Jimenez has led two major nonprofits since the mid-1990s, spending 13 years at Mt. Airy USA and four at People’s Emergency Center (PEC), the latter ending in 2014. At PEC, Jimenez implemented the Visiting Scholars program — the same program that hosted late youth homelessness researcher Staci Perlman.
“The Visiting Scholars program let us embed scholars like Staci Perlman in PEC and provide them with access to data, our population and our providers in a way that helped enrich research that could inform opinion leaders,” Jimenez said.
That information would influence how funding was allocated to accommodate the needs of the communities. It made funding much more responsive, Jimenez said. The Education Fund is already ahead of the game, she said, but there are still areas that she’ll be looking to improve — namely, fundraising efforts and understanding between the fund, its teachers and their students.

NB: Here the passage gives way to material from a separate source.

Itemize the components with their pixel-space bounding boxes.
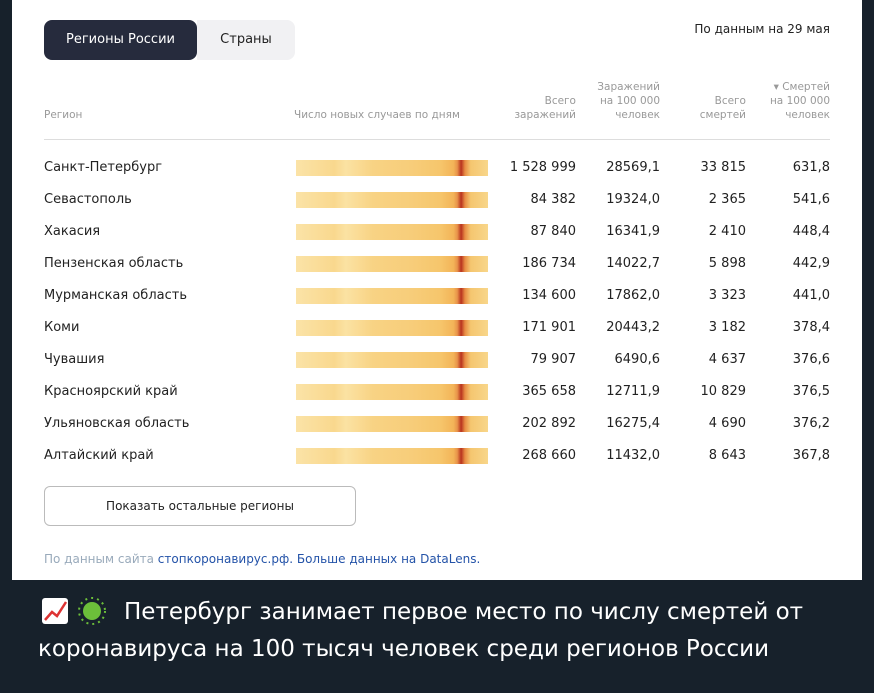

“This is an organization that in many ways has been a silent but incredibly impactful leader in the education space in Philadelphia, but it hasn’t really received the depth of attention in terms of that work,” she said.
Jimenez has also been serving on the School Reform Commission since early 2014. Her appointment to the fund is the first time in her life, she said, that the “two parallel tracks” she’s lived on for 20 years — a nonprofit profession and a civic engagement in her volunteer time — are converging.
The School District of Philadelphia has determined the two positions will not be a conflict of interest, and Jimenez views them as complementary.
“There’s a lot of work the Ed Fund has been doing over the last 30 years that have been in furtherance of the teacher quality and student engagement work that the district has been committed to,” she said. “In many ways, [the fund] has served as a resource partner to the district, particularly during those years — which have been far too long — when there have been insufficient resources.”
Jimenez looks forward to building the partnership between the school district and the fund. As for why she continues to work in the nonprofit sector?
“There’s no better way to feel a tremendous sense of fulfillment when you’re working toward improving the lives of individuals in communities,” she said. “I’ve always found it incredibly satisfying to work in a mission-oriented environment. I’ve been doing that my entire life.”